Sonic Customers Bewildered by Fake Gunman
A fast food restaurant manager went to the extreme in training his staffers on how to handle a hold-up situation: his method scared paying customers and earned a serious reprimand from local police.
A manager of a Sonic in St. Joseph, MO recently staged a lunchtime mugging, recruiting someone to enter the restaurant with a real-looking toy gun and hold it to an employee’s head. Problem was, employees weren’t the only ones taken by surprise: When authorities received frantic reports from panicked customers of a potential hostage situation, they sped to the restaurant to resolve it.
“The officers quickly determined this was a training exercise,” the St. Joseph police commander Jim Connors recounts. “We forcefully got the message across that’s not expected behavior.”

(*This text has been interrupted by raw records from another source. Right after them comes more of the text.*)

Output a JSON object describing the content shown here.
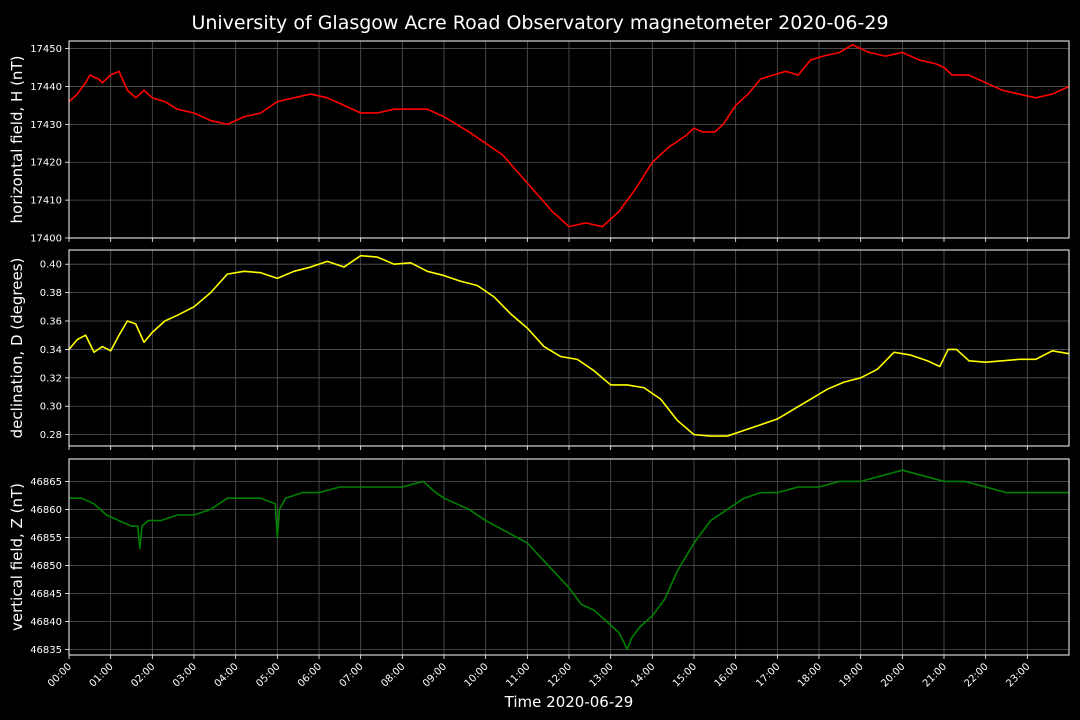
{
  "figure": {
    "title": "University of Glasgow Acre Road Observatory magnetometer 2020-06-29",
    "background": "#000000",
    "grid_color": "#555555"
  },
  "chart_data": [
    {
      "type": "line",
      "ylabel": "horizontal field, H (nT)",
      "xlim": [
        0,
        24
      ],
      "ylim": [
        17400,
        17452
      ],
      "yticks": [
        "17400",
        "17410",
        "17420",
        "17430",
        "17440",
        "17450"
      ],
      "grid": true,
      "series": [
        {
          "color": "#ff0000",
          "x": [
            0,
            0.2,
            0.4,
            0.5,
            0.7,
            0.8,
            1.0,
            1.2,
            1.4,
            1.6,
            1.8,
            2.0,
            2.3,
            2.6,
            3.0,
            3.4,
            3.8,
            4.2,
            4.6,
            5.0,
            5.4,
            5.8,
            6.2,
            6.6,
            7.0,
            7.4,
            7.8,
            8.2,
            8.6,
            9.0,
            9.3,
            9.6,
            10.0,
            10.4,
            10.8,
            11.2,
            11.6,
            12.0,
            12.4,
            12.8,
            13.2,
            13.6,
            14.0,
            14.4,
            14.8,
            15.0,
            15.2,
            15.5,
            15.7,
            16.0,
            16.3,
            16.6,
            16.9,
            17.2,
            17.5,
            17.8,
            18.1,
            18.5,
            18.8,
            19.2,
            19.6,
            20.0,
            20.4,
            20.8,
            21.0,
            21.2,
            21.6,
            22.0,
            22.4,
            22.8,
            23.2,
            23.6,
            24.0
          ],
          "y": [
            17436,
            17438,
            17441,
            17443,
            17442,
            17441,
            17443,
            17444,
            17439,
            17437,
            17439,
            17437,
            17436,
            17434,
            17433,
            17431,
            17430,
            17432,
            17433,
            17436,
            17437,
            17438,
            17437,
            17435,
            17433,
            17433,
            17434,
            17434,
            17434,
            17432,
            17430,
            17428,
            17425,
            17422,
            17417,
            17412,
            17407,
            17403,
            17404,
            17403,
            17407,
            17413,
            17420,
            17424,
            17427,
            17429,
            17428,
            17428,
            17430,
            17435,
            17438,
            17442,
            17443,
            17444,
            17443,
            17447,
            17448,
            17449,
            17451,
            17449,
            17448,
            17449,
            17447,
            17446,
            17445,
            17443,
            17443,
            17441,
            17439,
            17438,
            17437,
            17438,
            17440
          ]
        }
      ]
    },
    {
      "type": "line",
      "ylabel": "declination, D (degrees)",
      "xlim": [
        0,
        24
      ],
      "ylim": [
        0.272,
        0.41
      ],
      "yticks": [
        "0.28",
        "0.30",
        "0.32",
        "0.34",
        "0.36",
        "0.38",
        "0.40"
      ],
      "grid": true,
      "series": [
        {
          "color": "#ffff00",
          "x": [
            0,
            0.2,
            0.4,
            0.6,
            0.8,
            1.0,
            1.2,
            1.4,
            1.6,
            1.8,
            2.0,
            2.3,
            2.6,
            3.0,
            3.4,
            3.8,
            4.2,
            4.6,
            5.0,
            5.4,
            5.8,
            6.2,
            6.6,
            7.0,
            7.4,
            7.8,
            8.2,
            8.6,
            9.0,
            9.4,
            9.8,
            10.2,
            10.6,
            11.0,
            11.4,
            11.8,
            12.2,
            12.6,
            13.0,
            13.4,
            13.8,
            14.2,
            14.6,
            15.0,
            15.4,
            15.8,
            16.2,
            16.6,
            17.0,
            17.4,
            17.8,
            18.2,
            18.6,
            19.0,
            19.4,
            19.8,
            20.2,
            20.6,
            20.9,
            21.1,
            21.3,
            21.6,
            22.0,
            22.4,
            22.8,
            23.2,
            23.6,
            24.0
          ],
          "y": [
            0.34,
            0.347,
            0.35,
            0.338,
            0.342,
            0.339,
            0.35,
            0.36,
            0.358,
            0.345,
            0.352,
            0.36,
            0.364,
            0.37,
            0.38,
            0.393,
            0.395,
            0.394,
            0.39,
            0.395,
            0.398,
            0.402,
            0.398,
            0.406,
            0.405,
            0.4,
            0.401,
            0.395,
            0.392,
            0.388,
            0.385,
            0.377,
            0.365,
            0.355,
            0.342,
            0.335,
            0.333,
            0.325,
            0.315,
            0.315,
            0.313,
            0.305,
            0.29,
            0.28,
            0.279,
            0.279,
            0.283,
            0.287,
            0.291,
            0.298,
            0.305,
            0.312,
            0.317,
            0.32,
            0.326,
            0.338,
            0.336,
            0.332,
            0.328,
            0.34,
            0.34,
            0.332,
            0.331,
            0.332,
            0.333,
            0.333,
            0.339,
            0.337
          ]
        }
      ]
    },
    {
      "type": "line",
      "ylabel": "vertical field, Z (nT)",
      "xlabel": "Time 2020-06-29",
      "xlim": [
        0,
        24
      ],
      "ylim": [
        46834,
        46869
      ],
      "yticks": [
        "46835",
        "46840",
        "46845",
        "46850",
        "46855",
        "46860",
        "46865"
      ],
      "xticks": [
        "00:00",
        "01:00",
        "02:00",
        "03:00",
        "04:00",
        "05:00",
        "06:00",
        "07:00",
        "08:00",
        "09:00",
        "10:00",
        "11:00",
        "12:00",
        "13:00",
        "14:00",
        "15:00",
        "16:00",
        "17:00",
        "18:00",
        "19:00",
        "20:00",
        "21:00",
        "22:00",
        "23:00"
      ],
      "grid": true,
      "series": [
        {
          "color": "#008000",
          "x": [
            0,
            0.3,
            0.6,
            0.9,
            1.2,
            1.5,
            1.65,
            1.7,
            1.75,
            1.9,
            2.2,
            2.6,
            3.0,
            3.4,
            3.8,
            4.2,
            4.6,
            4.95,
            5.0,
            5.05,
            5.2,
            5.6,
            6.0,
            6.5,
            7.0,
            7.5,
            8.0,
            8.5,
            8.8,
            9.0,
            9.3,
            9.6,
            10.0,
            10.5,
            11.0,
            11.5,
            12.0,
            12.3,
            12.6,
            12.9,
            13.2,
            13.4,
            13.5,
            13.7,
            14.0,
            14.3,
            14.6,
            15.0,
            15.4,
            15.8,
            16.2,
            16.6,
            17.0,
            17.5,
            18.0,
            18.5,
            19.0,
            19.5,
            20.0,
            20.5,
            21.0,
            21.5,
            22.0,
            22.5,
            23.0,
            23.5,
            24.0
          ],
          "y": [
            46862,
            46862,
            46861,
            46859,
            46858,
            46857,
            46857,
            46853,
            46857,
            46858,
            46858,
            46859,
            46859,
            46860,
            46862,
            46862,
            46862,
            46861,
            46855,
            46860,
            46862,
            46863,
            46863,
            46864,
            46864,
            46864,
            46864,
            46865,
            46863,
            46862,
            46861,
            46860,
            46858,
            46856,
            46854,
            46850,
            46846,
            46843,
            46842,
            46840,
            46838,
            46835,
            46837,
            46839,
            46841,
            46844,
            46849,
            46854,
            46858,
            46860,
            46862,
            46863,
            46863,
            46864,
            46864,
            46865,
            46865,
            46866,
            46867,
            46866,
            46865,
            46865,
            46864,
            46863,
            46863,
            46863,
            46863
          ]
        }
      ]
    }
  ]
}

Sonic did not return calls and e-mails seeking comment, so it’s unclear whether the manager was following a corporate directive. Connors reports the St. Joe police also contacted Sonic in the wake of the incident, but have not yet received a response.
No arrests were made in conjunction with the pseudo-crime.
Fast food restaurants are frequently targeted by robbers: According to the Bureau of Labor Statistics, dozens of fast food workers are killed every year, usually in the course of late-night armed robberies. Asked whether St. Joe’s fast food restaurants have been plagued by violent crime, Connors said “No.”
“If you’re going to do this,” he added, “At least do it when customers aren’t there.”